Miguel Gonzalez, the stock room manager at Camp Foster’s Army Air Force Exchange Service store, cuts the end off a fresh Christmas tree Friday. (Fred Zimmerman / S&S)

CAMP FOSTER, Okinawa — For those who can’t stand fake trees, longing instead for the fresh smell of pine and the occasional prickly pain of stepping on a fallen needle, your ship has just come in.

The Army and Air Force Exchange Service began selling real, fresh Christmas trees at the Camp Foster exchange Friday morning. With just more than 400 trees, AAFES spokeswoman Sgt. 1st Class Amanda Glenn’s advice is: “Get there early because they’re probably going to go fast.”

The noble and Douglas fir trees range in size from 2½ feet to 8 feet tall, with prices ranging from $19.99 to $64.99 depending on type and size. Glenn said this year’s trees come from a farm in Aurora, Ore., and they “look really good … they’re beautiful trees that are really full.”

“This is a special buy we do every year to bring a taste of home to Okinawa for Christmas,” Glenn said. “You can’t beat the smell of a Christmas tree and even though you’re in the Pacific and won’t see snow, you can still have a good old American tree.”

AAFES also carries the stands needed and preservative to help keep the tree alive longer, Glenn said. She added that all the trees AAFES is selling have been treated with a fire retardant chemical to make the trees less likely to catch fire.

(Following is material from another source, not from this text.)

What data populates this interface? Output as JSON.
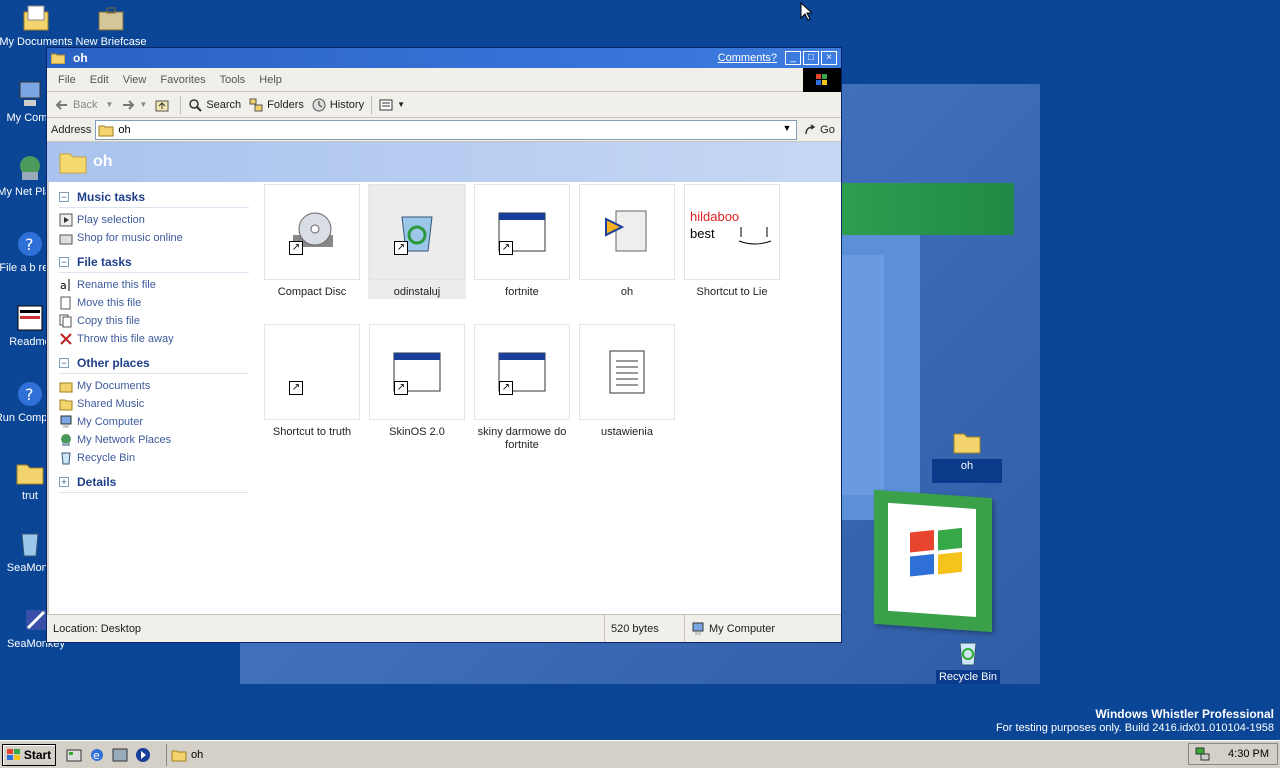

Fred Minkle was one of the first customers at the exchange Friday morning. He said he was looking for a 7- to 8-foot tree with “as many needles as possible … one that’s fairly fresh so it will last until New Year’s.”

Minkle, who’s been on Okinawa for 15 years, said he appreciates AAFES bringing live trees to the island because having a real tree is part of his family’s tradition. He added that he also appreciated the prices as his father, who lives in Florida, said the bigger trees there cost from $100 to $150.

Airman 1st Class Jason Way said hearing that real trees would be available is making things easier this first holiday season on Okinawa for him and his wife, Shannon.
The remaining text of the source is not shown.